To Dust a Man Off

He remained where he was left—the chair in the drawing room—and now there he’s been well past two weeks. He’d get up and go every now and then to take dump and to pee. That was it, and otherwise he remained where he was left. She’d bring him food from time to time and snacks & tea. That was it, and otherwise she read Spills & Spoons when she was home, cooked less and ate more and worked elsewhere at home.

 

‘You don’t feel the need to come fetch him…’ she questioned her buddy on the phone. Her buddy, she comes to her place now and then and when she leaves every time, or most of the time, leaves something she brings along behind. It could be a feather hat, it could be an empty wallet, or it could be a pearl stud—something she’d leave behind, taking the left behind.

 

‘I don’t really know…’ she yawningly answered, failing at her reminiscing, sounding reasonably honest. Every time, or most of the time, when she comes back the next week she’d find what she’d left behind the last week right at the same spot she’d left it and it’d, mostly, be spick-and-span, dusted. You know how swiftly the dust settles on any and all things, especially in cities.

 

‘This thing, it gathers dust awful swift’ said the guy from Dusters & Movers.

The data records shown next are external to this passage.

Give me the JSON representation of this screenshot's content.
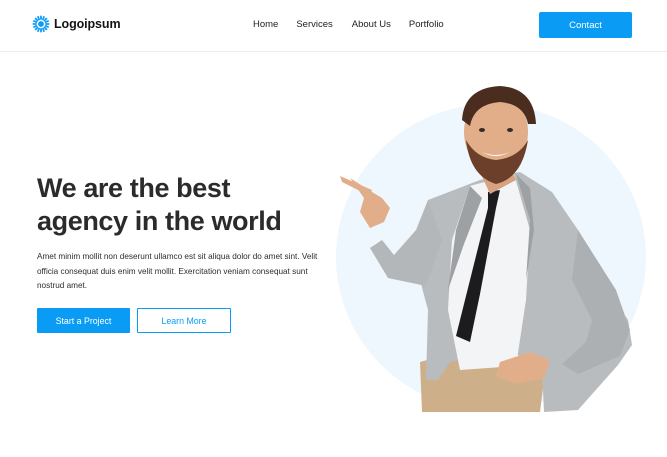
{
  "header": {
    "logo_text": "Logoipsum",
    "logo_icon": "sunburst-logo-icon",
    "nav": [
      "Home",
      "Services",
      "About Us",
      "Portfolio"
    ],
    "contact_label": "Contact"
  },
  "hero": {
    "headline_line1": "We are the best",
    "headline_line2": "agency in the world",
    "description": "Amet minim mollit non deserunt ullamco est sit aliqua dolor do amet sint. Velit officia consequat duis enim velit mollit. Exercitation veniam consequat sunt nostrud amet.",
    "primary_button": "Start a Project",
    "secondary_button": "Learn More"
  },
  "colors": {
    "accent": "#0a9cf5",
    "circle": "#eef7fd",
    "headline": "#2b2b2b"
  }
}
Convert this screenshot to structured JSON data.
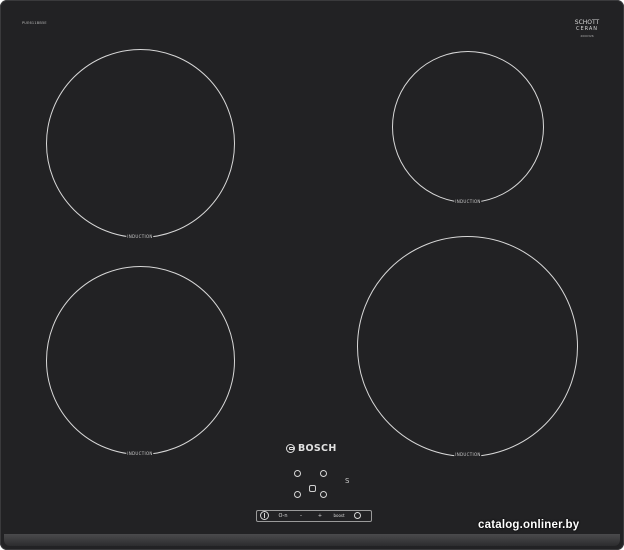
{
  "product": {
    "brand": "BOSCH",
    "model_code": "PUE611BB5E",
    "surface_maker": {
      "line1": "SCHOTT",
      "line2": "CERAN",
      "line3": "2000326"
    },
    "surface_color": "#222224",
    "marking_color": "#d8d8d8"
  },
  "zones": [
    {
      "id": "front-left",
      "label": "INDUCTION"
    },
    {
      "id": "rear-right",
      "label": "INDUCTION"
    },
    {
      "id": "back-left",
      "label": "INDUCTION"
    },
    {
      "id": "front-right",
      "label": "INDUCTION"
    }
  ],
  "controls": {
    "power_icon": "power-icon",
    "key_lock": "O-n",
    "minus": "–",
    "plus": "+",
    "boost": "boost",
    "timer_icon": "timer-icon",
    "side_symbol": "S",
    "small_mark": "dry"
  },
  "watermark": "catalog.onliner.by"
}
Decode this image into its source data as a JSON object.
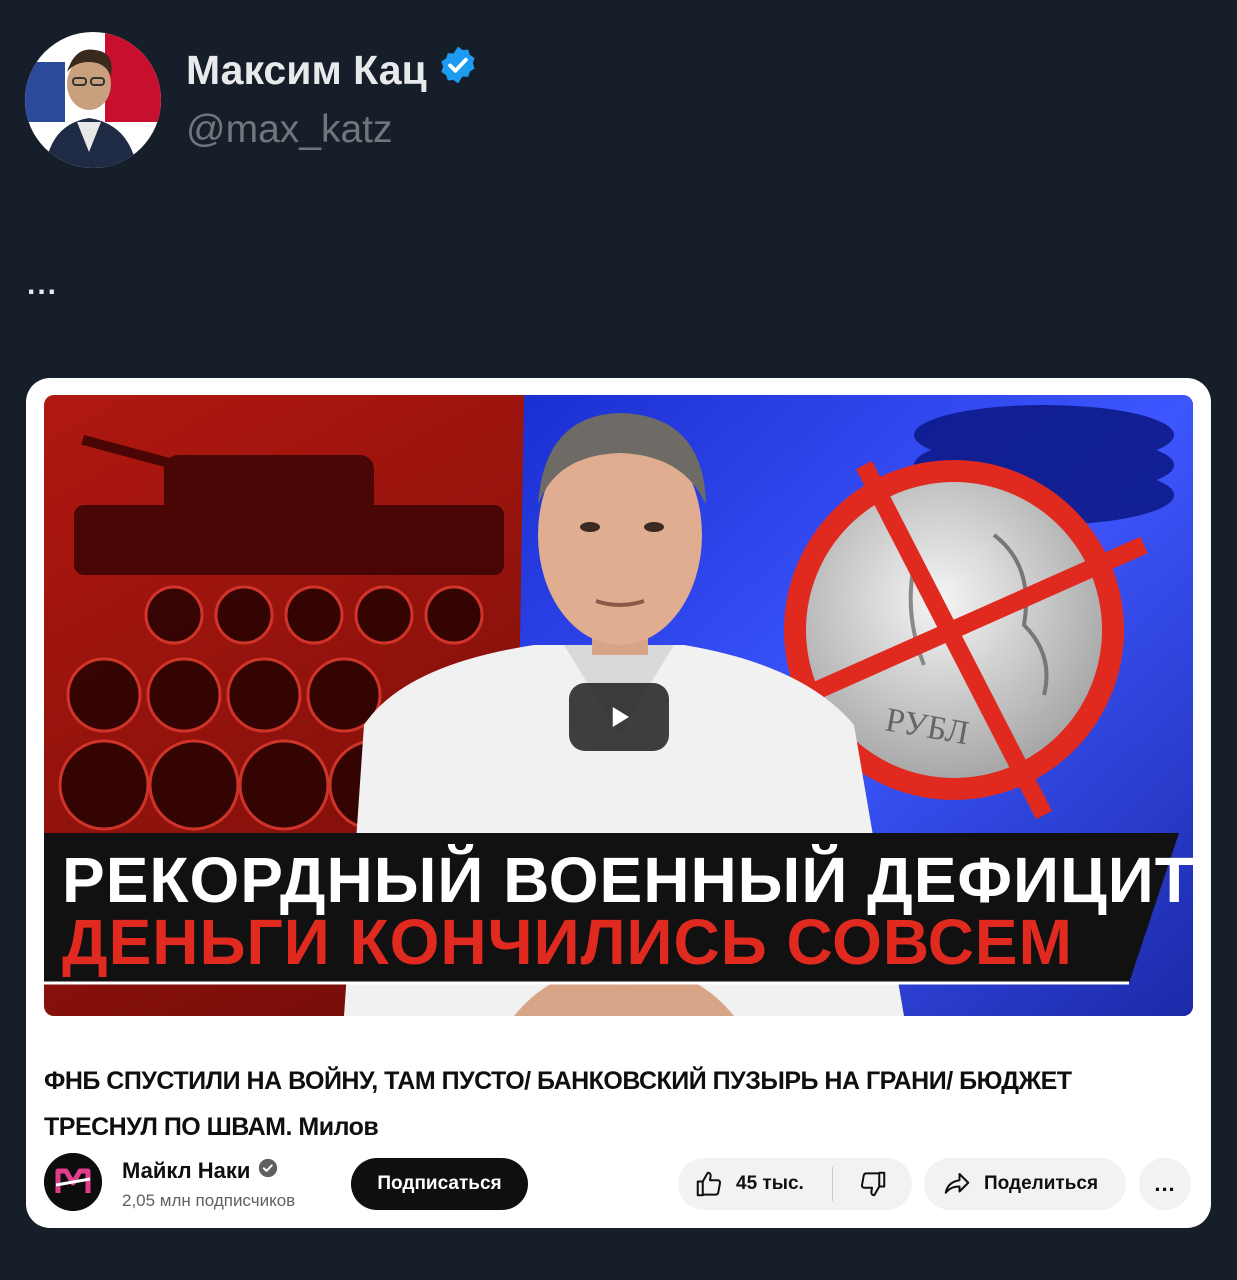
{
  "post": {
    "author_name": "Максим Кац",
    "author_handle": "@max_katz",
    "text": "..."
  },
  "video": {
    "thumbnail_line1": "РЕКОРДНЫЙ ВОЕННЫЙ ДЕФИЦИТ",
    "thumbnail_line2": "ДЕНЬГИ КОНЧИЛИСЬ СОВСЕМ",
    "coin_text": "РУБЛ",
    "title": "ФНБ СПУСТИЛИ НА ВОЙНУ, ТАМ ПУСТО/ БАНКОВСКИЙ ПУЗЫРЬ НА ГРАНИ/ БЮДЖЕТ ТРЕСНУЛ ПО ШВАМ. Милов"
  },
  "channel": {
    "name": "Майкл Наки",
    "subscribers": "2,05 млн подписчиков",
    "subscribe_label": "Подписаться"
  },
  "actions": {
    "like_count": "45 тыс.",
    "share_label": "Поделиться",
    "more_label": "..."
  },
  "colors": {
    "background": "#161e2a",
    "verified": "#1d9bf0",
    "banner_red": "#e02a1f"
  }
}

It’s prudent, she’d thought, to have him moved back to where he belonged. She’s leaving home for a while and this thing isn’t like other things. You know how a ball or a book, when left in one place for too long, never gives you that look when you return home. This thing isn’t like it, not at all like it—it looks you, like there’s something terribly wrong with you.

 

‘I would’ve dusted it myself were it a pen or a notebook’ said the woman, just so the mover man moving the man wouldn’t feel the brunt of the task at hand. For the mover man, though, nothing about the situation seemed to seem strange or in any way unique. You wouldn’t maybe feel that about it were you a man who moved men and women day in, day out.

 

‘Thank you’ she thanked him in earnest, and then he was gone, the good old well-ventilated, wheeled casket-basket fastened to that chariot called truck.

 

The man inside, dusted and wrapped, was to be paid for by the recipient.